U is for Unfaithful Finances between Couples is a Real Thing
U is for Unfaithful Finances between Couples is a Real Thing
Money arguments between couples are nothing new.
Money is the ‘Number One’ cause of stress in relationships. And continually having financial arguments is a top predictor of divorce. Finances can easily cause stress on a relationship. But, if one part of a couple is being unfaithful with their finances, it can signal a more serious problem within the relationship.
Have you ever purchased an item without your partner being aware? Or do you have a secret account to hide certain purchases from your partner? Many believe these small “white lies” help avoid conflict in relationships. But I prefer to believe honesty is the best policy.
Unfortunately, according to CreditCards.com and its latest financial infidelity poll, 19 percent of U.S. adults in committed relationships are dishonest about their finances. This means, approximately 29 million people are hiding a checking, savings, or credit card account from their partner.
Not just Money Matters
As a financial advisor, I would not promote withholding important financial information from your partner. This signals a lack of trust. Financial decisions made by one partner, impact the other partner. And we as a society know that honesty is critical for any relationship to work properly.

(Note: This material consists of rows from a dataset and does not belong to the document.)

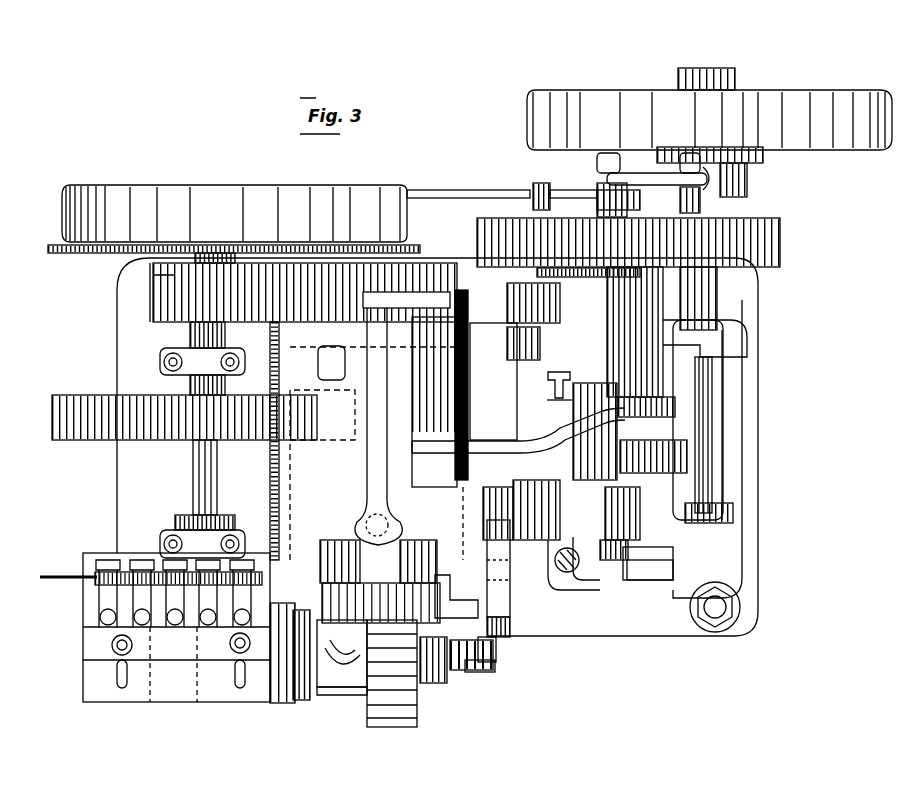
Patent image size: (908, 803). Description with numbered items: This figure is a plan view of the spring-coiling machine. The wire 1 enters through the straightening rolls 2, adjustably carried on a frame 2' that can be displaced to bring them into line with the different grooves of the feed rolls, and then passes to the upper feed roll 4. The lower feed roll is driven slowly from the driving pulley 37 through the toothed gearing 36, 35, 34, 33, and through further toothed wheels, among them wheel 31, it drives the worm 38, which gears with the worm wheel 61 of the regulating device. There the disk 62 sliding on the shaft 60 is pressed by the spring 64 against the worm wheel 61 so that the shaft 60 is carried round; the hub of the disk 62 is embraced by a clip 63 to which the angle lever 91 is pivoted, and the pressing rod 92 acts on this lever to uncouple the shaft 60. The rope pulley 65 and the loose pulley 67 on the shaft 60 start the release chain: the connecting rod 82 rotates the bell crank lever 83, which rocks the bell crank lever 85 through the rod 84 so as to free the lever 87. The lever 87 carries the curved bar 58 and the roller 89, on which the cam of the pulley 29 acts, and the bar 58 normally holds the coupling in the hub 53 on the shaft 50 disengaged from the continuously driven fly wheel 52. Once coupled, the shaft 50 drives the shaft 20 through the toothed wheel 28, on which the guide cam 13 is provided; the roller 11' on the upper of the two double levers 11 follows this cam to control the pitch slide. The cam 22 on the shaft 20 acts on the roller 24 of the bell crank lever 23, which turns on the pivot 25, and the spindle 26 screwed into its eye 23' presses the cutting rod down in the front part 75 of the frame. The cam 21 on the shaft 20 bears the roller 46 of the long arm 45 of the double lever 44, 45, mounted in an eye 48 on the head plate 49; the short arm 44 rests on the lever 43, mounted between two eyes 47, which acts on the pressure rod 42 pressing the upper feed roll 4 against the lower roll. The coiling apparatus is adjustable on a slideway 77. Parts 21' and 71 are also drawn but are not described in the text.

The wire 1 is at (63, 573).
The straightening rolls 2 is at (162, 577).
The frame 2' is at (176, 642).
The upper feed roll 4 is at (433, 600).
The double levers 11 is at (547, 386).
The roller 11' is at (508, 343).
The guide cam 13 is at (562, 302).
The shaft 20 is at (747, 345).
The cam 21 is at (703, 455).
The bar 21' is at (513, 568).
The cam 22 is at (723, 480).
The bell crank lever 23 is at (521, 501).
The eye 23' is at (572, 573).
The roller 24 is at (620, 548).
The pivot 25 is at (483, 507).
The spindle 26 is at (605, 568).
The toothed wheel 28 is at (764, 262).
The pulley 29 is at (549, 200).
The toothed wheel 31 is at (340, 683).
The toothed gearing 33 is at (320, 313).
The toothed gearing 34 is at (153, 305).
The toothed gearing 35 is at (112, 432).
The toothed gearing 36 is at (177, 447).
The driving pulley 37 is at (236, 190).
The worm 38 is at (362, 678).
The pressure rod 42 is at (366, 520).
The lever 43 is at (372, 457).
The short arm 44 is at (432, 262).
The long arm 45 is at (483, 443).
The roller 46 is at (578, 440).
The eyes 47 is at (340, 541).
The eye 48 is at (450, 377).
The head plate 49 is at (322, 453).
The shaft 50 is at (710, 66).
The fly wheel 52 is at (608, 96).
The hub 53 is at (750, 165).
The curved bar 58 is at (750, 185).
The shaft 60 is at (486, 670).
The worm wheel 61 is at (378, 727).
The disk 62 is at (407, 717).
The clip 63 is at (443, 683).
The spring 64 is at (495, 647).
The rope pulley 65 is at (293, 702).
The loose pulley 67 is at (273, 700).
The bracket 71 is at (325, 705).
The front part of frame 75 is at (630, 578).
The slideway 77 is at (675, 593).
The connecting rod 82 is at (273, 473).
The bell crank lever 83 is at (335, 210).
The rod 84 is at (483, 194).
The bell crank lever 85 is at (565, 193).
The lever 87 is at (632, 176).
The roller 89 is at (715, 200).
The angle lever 91 is at (494, 660).
The pressing rod 92 is at (511, 622).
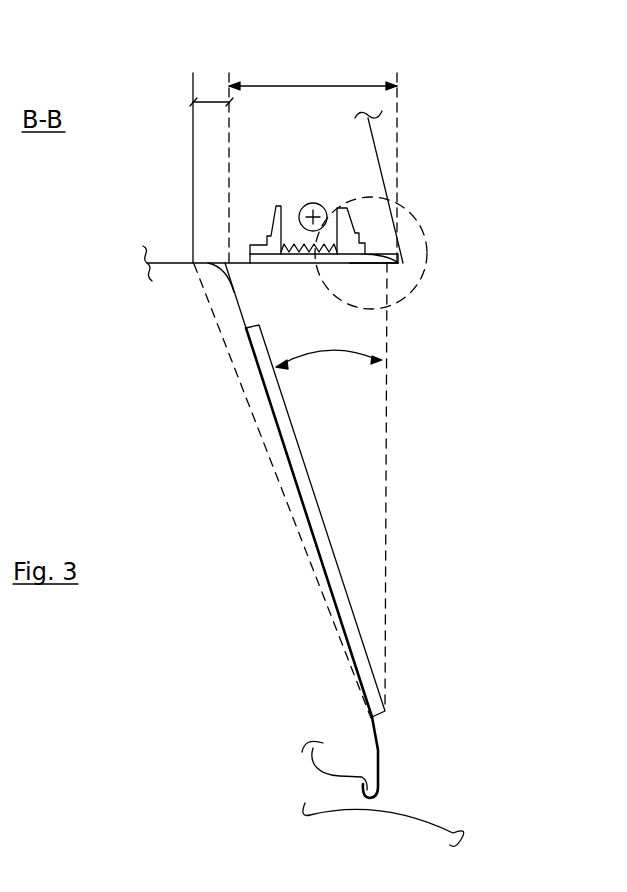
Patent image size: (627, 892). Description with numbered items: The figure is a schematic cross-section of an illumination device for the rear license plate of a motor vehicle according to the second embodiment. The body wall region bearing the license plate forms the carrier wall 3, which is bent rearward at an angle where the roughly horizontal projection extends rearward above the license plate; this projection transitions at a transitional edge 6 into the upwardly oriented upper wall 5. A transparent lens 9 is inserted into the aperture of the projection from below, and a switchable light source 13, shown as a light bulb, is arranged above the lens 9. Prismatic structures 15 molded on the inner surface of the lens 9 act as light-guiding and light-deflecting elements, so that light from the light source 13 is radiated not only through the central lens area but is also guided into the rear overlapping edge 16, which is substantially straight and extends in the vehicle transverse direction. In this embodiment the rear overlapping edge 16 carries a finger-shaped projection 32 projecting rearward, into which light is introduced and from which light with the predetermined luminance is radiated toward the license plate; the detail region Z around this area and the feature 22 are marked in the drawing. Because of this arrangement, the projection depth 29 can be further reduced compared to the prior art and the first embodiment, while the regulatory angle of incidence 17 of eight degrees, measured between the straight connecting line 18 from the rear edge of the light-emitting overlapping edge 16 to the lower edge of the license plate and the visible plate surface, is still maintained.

The carrier wall 3 is at (284, 446).
The upper wall 5 is at (396, 163).
The transitional edge 6 is at (401, 267).
The lens 9 is at (293, 262).
The light source 13 is at (312, 203).
The prismatic structures 15 is at (290, 234).
The rear overlapping edge 16 is at (365, 286).
The angle of incidence 17 is at (340, 357).
The connecting line 18 is at (385, 572).
The tooth 22 is at (380, 240).
The projection depth 29 is at (338, 86).
The finger-shaped projection 32 is at (388, 265).
The detail zone Z is at (425, 255).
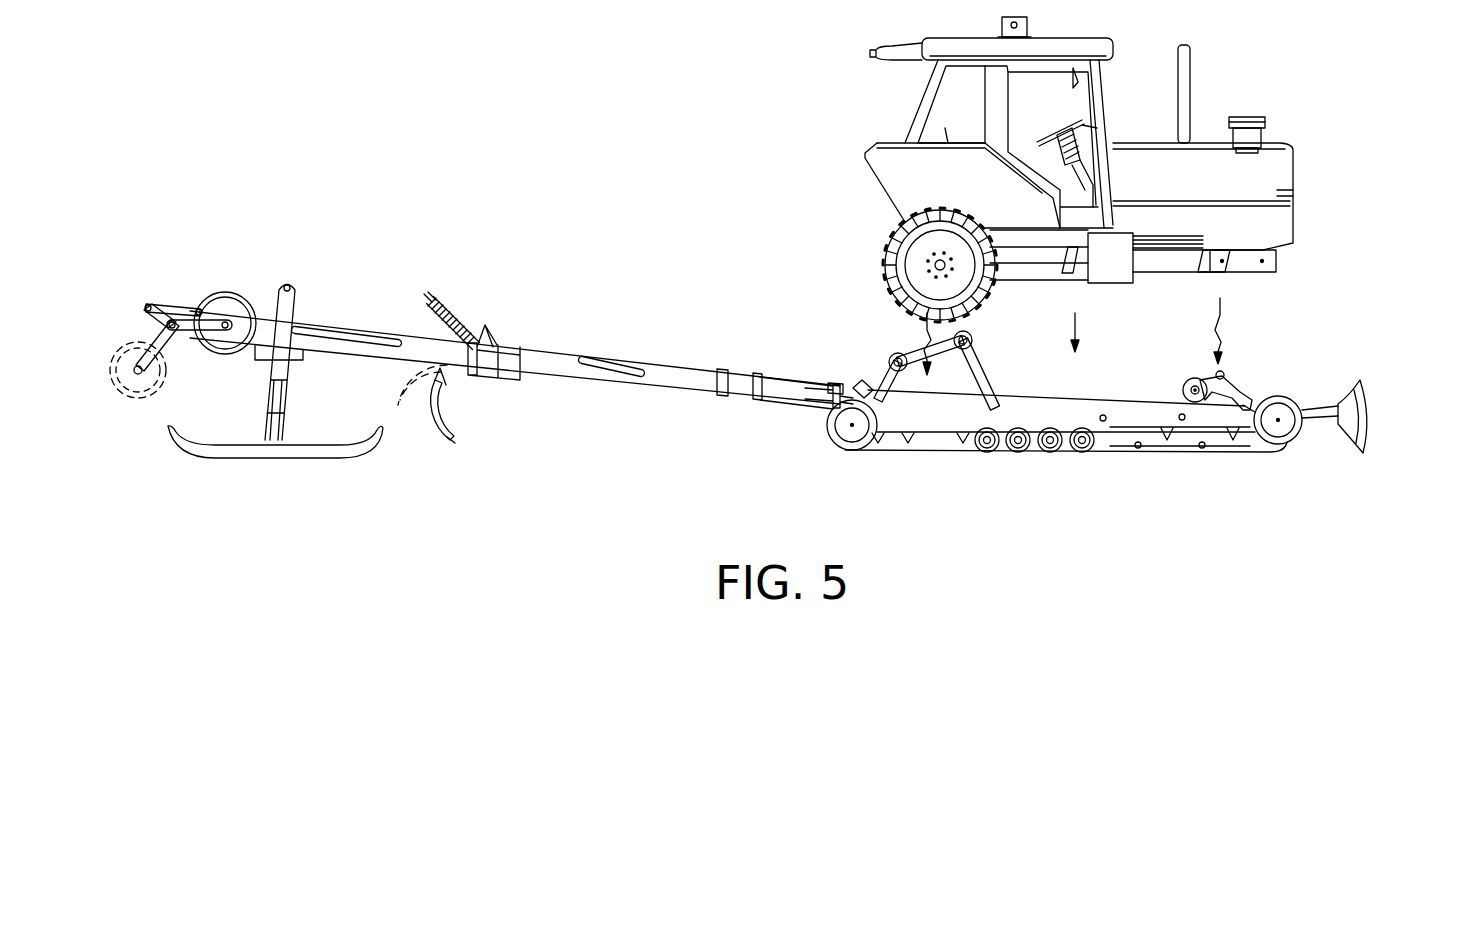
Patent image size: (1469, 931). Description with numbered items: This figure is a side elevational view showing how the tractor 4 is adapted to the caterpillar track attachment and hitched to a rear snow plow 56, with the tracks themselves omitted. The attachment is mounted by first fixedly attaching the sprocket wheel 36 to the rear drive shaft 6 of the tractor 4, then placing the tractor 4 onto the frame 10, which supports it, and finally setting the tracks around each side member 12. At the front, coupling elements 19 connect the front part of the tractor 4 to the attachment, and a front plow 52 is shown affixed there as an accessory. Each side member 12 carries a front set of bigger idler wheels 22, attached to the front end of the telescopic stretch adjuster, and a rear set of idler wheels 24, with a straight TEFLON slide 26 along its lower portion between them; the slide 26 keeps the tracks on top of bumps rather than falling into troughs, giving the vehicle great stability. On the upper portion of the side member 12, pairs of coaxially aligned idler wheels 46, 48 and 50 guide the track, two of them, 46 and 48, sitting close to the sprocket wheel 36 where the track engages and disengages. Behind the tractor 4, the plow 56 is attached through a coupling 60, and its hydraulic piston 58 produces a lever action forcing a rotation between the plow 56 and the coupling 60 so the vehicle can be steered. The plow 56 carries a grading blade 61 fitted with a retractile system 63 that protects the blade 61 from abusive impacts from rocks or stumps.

The tractor 4 is at (1144, 98).
The sprocket wheel 36 is at (878, 231).
The rear drive shaft 6 is at (936, 265).
The retractile system 63 is at (472, 318).
The rear snow plow 56 is at (648, 340).
The grading blade 61 is at (455, 438).
The coupling 60 is at (838, 380).
The hydraulic piston 58 is at (785, 392).
The idler wheels 46 is at (897, 352).
The idler wheels 48 is at (973, 338).
The rear set of idler wheels 24 is at (863, 447).
The frame 10 is at (955, 423).
The side member 12 is at (1145, 415).
The straight slide 26 is at (1113, 443).
The idler wheels 50 is at (1186, 383).
The coupling elements 19 is at (1223, 370).
The front set of idler wheels 22 is at (1293, 433).
The front plow 52 is at (1357, 408).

If one partner is hiding debt from the other, the truth is going to come to the light. When the truth comes out, it will likely have a major impact on the relationship in other areas not just money.
Financial Infidelity
The good news is that your partner is not engaging in a physical or emotional affair. You are experiencing what is called financial infidelity. But having any secrets exposed between a couple will likely break a trust that will take much work to fix. Protecting yourself and your assets is one thing. But, withholding important information is infidelity. If financial infidelity is occurring in your relationship, it is important to find out sooner rather than later.
If you find out your partner has been practicing financial infidelity, you will need to address the matter immediately with calm and reason. Sometimes, it may be best to seek counsel from a therapist. They can help you navigate the cause behind the financial infidelity and the proper course of action to take going forward. So, after you’ve established financial infidelity, seek advice from your financial advisor.